Conny Waters – AncientPages.com – Stone animals such as stone lions and stone rams were placed on top of the tombstones of brave and courageous people as a symbol of abundance and great courage in the face of danger, especially in battle.
An ancient stone ram – a symbol of abundance and great courage- was discovered during an unauthorized excavation in an old cemetery in Anbardaran village, northwestern East Azarbaijan province.
The stone ram was submitted to the province’s cultural heritage department to be studied by the archeologists and cultural heritage experts, provincial tourism official Hossein Esmaeili informed.
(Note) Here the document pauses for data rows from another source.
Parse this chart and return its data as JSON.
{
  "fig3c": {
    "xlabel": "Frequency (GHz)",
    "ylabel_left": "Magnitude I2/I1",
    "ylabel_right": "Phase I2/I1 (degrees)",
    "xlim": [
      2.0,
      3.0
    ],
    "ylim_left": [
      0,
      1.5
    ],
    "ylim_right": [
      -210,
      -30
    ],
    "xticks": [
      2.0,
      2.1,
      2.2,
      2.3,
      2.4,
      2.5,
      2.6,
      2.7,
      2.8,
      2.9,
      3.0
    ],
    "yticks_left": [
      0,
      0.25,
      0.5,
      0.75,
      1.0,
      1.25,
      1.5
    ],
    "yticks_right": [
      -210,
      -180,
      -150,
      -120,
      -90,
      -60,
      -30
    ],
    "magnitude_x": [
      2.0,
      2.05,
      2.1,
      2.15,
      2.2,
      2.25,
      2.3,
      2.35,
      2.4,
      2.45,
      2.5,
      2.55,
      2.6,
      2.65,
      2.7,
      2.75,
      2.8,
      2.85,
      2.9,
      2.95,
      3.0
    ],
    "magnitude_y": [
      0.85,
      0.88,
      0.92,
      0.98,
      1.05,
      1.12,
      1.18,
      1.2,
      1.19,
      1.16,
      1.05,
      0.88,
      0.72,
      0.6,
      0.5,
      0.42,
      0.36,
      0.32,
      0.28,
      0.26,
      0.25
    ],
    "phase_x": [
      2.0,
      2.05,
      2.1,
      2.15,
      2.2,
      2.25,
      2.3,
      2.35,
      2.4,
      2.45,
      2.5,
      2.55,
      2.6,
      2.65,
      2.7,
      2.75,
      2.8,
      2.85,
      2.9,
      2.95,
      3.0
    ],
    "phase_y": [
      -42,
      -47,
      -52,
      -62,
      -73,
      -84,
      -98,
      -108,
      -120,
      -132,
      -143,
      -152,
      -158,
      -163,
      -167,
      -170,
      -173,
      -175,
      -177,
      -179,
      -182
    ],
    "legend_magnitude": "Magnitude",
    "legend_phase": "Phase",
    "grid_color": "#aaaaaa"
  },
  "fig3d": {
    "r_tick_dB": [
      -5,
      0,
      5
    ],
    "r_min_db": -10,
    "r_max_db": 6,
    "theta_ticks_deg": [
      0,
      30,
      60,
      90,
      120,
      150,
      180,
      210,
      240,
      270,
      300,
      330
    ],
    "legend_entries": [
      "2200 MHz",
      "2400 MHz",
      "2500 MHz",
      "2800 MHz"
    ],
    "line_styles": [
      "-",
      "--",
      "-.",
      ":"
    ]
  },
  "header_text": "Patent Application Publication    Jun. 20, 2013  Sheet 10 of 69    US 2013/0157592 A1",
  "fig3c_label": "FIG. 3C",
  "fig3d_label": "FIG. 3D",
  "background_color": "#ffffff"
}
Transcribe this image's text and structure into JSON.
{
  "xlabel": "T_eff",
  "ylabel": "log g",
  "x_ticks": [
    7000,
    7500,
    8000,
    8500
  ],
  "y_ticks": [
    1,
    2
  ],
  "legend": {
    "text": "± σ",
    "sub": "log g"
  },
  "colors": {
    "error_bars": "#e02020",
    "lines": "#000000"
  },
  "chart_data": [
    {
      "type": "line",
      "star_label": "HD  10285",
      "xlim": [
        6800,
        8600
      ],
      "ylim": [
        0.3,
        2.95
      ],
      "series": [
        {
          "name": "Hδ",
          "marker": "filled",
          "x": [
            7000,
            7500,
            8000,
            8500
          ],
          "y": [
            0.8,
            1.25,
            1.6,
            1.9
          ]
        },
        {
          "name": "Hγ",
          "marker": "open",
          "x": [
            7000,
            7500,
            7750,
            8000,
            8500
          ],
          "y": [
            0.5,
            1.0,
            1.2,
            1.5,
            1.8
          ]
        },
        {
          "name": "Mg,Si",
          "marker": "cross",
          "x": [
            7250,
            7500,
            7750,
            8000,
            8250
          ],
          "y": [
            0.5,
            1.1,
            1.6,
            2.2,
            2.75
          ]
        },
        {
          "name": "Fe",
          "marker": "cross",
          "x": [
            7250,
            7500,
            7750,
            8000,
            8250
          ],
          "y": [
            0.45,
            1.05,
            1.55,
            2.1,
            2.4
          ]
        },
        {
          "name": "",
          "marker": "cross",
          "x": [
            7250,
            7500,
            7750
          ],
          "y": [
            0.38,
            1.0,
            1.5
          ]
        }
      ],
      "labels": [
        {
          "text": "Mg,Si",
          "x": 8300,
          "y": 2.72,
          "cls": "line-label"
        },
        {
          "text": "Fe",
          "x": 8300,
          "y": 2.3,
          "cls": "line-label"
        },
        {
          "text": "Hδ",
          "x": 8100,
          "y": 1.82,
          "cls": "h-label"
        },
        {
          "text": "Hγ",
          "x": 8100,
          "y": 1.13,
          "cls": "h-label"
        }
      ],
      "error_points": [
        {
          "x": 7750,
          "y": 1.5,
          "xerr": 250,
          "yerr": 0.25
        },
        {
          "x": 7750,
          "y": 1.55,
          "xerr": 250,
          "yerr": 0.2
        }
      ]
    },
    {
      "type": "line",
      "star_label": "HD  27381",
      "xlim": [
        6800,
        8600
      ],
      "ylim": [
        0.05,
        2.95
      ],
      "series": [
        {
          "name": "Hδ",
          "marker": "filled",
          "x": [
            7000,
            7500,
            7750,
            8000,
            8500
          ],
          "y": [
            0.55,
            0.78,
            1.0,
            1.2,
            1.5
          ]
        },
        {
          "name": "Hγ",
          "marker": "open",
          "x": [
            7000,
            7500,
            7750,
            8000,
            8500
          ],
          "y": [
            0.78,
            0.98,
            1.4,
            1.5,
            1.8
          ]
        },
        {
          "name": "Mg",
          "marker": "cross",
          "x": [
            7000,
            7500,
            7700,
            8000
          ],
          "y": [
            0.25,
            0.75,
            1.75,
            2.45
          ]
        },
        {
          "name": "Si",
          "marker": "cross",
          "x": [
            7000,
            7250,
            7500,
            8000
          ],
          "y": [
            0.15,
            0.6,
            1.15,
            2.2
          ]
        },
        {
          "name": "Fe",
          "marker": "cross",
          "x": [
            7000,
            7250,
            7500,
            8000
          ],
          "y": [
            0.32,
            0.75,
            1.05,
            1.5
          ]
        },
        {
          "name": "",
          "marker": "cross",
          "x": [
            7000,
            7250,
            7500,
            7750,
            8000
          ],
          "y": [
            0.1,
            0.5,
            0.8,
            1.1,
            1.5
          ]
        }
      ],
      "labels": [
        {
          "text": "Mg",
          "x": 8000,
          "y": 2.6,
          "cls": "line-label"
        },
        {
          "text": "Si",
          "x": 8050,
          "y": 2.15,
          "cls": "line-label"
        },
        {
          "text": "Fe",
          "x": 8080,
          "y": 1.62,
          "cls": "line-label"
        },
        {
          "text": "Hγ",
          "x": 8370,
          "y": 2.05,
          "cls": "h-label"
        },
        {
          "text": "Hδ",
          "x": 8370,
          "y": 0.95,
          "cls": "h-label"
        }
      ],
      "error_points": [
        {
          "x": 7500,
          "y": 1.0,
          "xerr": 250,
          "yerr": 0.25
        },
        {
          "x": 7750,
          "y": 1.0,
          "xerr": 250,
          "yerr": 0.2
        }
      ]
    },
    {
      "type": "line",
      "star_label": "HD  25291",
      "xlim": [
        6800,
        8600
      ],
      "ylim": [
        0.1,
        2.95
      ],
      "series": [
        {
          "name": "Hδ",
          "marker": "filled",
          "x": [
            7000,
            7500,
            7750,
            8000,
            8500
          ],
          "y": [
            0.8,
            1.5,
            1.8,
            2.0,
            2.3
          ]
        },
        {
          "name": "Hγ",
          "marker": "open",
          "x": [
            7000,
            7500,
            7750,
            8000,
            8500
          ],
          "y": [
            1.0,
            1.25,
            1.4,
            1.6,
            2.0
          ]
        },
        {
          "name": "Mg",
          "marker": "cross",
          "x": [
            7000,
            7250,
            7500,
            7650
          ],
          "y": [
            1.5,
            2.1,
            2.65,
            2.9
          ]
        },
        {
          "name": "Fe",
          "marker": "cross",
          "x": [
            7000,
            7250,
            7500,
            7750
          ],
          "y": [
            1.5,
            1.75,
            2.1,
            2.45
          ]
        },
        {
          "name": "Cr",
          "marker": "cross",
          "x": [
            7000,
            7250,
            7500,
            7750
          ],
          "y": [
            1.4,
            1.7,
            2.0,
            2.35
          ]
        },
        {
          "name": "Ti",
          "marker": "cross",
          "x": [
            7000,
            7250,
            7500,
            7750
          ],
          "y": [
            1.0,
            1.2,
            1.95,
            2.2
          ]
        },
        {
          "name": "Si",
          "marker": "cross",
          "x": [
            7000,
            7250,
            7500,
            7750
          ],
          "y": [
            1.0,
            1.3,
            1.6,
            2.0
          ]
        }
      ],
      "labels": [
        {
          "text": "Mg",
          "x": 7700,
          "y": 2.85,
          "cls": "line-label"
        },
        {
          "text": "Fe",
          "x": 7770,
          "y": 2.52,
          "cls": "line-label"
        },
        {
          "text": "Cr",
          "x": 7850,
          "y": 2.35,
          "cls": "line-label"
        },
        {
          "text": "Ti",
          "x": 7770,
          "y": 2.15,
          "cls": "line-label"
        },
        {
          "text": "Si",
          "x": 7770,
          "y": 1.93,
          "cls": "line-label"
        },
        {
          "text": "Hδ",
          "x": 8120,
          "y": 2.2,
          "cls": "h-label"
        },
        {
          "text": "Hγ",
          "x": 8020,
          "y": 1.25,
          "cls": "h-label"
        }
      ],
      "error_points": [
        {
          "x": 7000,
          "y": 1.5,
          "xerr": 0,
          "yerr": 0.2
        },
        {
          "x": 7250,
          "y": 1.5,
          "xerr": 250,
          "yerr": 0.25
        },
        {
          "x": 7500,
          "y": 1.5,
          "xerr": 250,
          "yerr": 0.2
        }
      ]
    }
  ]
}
Stone animals such as stone lions and stone rams were placed on top of the tombstones of brave and courageous people as a symbol of abundance and great courage in the face of danger, especially in battle. In most cemeteries, a statue of a ram decorated the graves of heroes and heroines, and the names of the heroes were taken with a ram, such as the ram of Kuraoglu, the ram of the prophet.
The ram or stone lion figurines were usually considered a symbol of the tombstone of a warrior or a hero who died, and a symbol from the patriarchal period onwards.
Soaked in history and culture for millennia, Tabriz, which is the capital of East Azarbaijan, has a long history and is full of “historical and religious sites, including Jameh Mosque of Tabriz and Arg of Tabriz, and UNESCO-registered Tabriz Historic Bazaar Complex to name a few,” wrote Tehran Times.
However, the city’s early history is not well-documented. The earliest civilization signs in the city are related to an Iron Age graveyard of 1st millennium B.C. which were unearthed in the late 1990s on the northern side of Blue Mosque. The city is inscribed as old as 714 B.C. on as Tarui or Tauris, on the Assyrian King Sargon II’s epigraph in 714 BC.
Old stone rams belonged to different historical periods.
Since the earliest documented history of Tabriz, it has been chosen as the capital for several rulers commencing from Atropates era and his dynasty. It is likely the city has been destroyed multiple times either by natural disasters or by the invading armies.
The earliest elements of the present Tabriz are claimed to be built either at the time of the early Sassanids in the 3rd or 4th century AD or later in the 7th century. The city used to be called T’awreš in Middle Persian.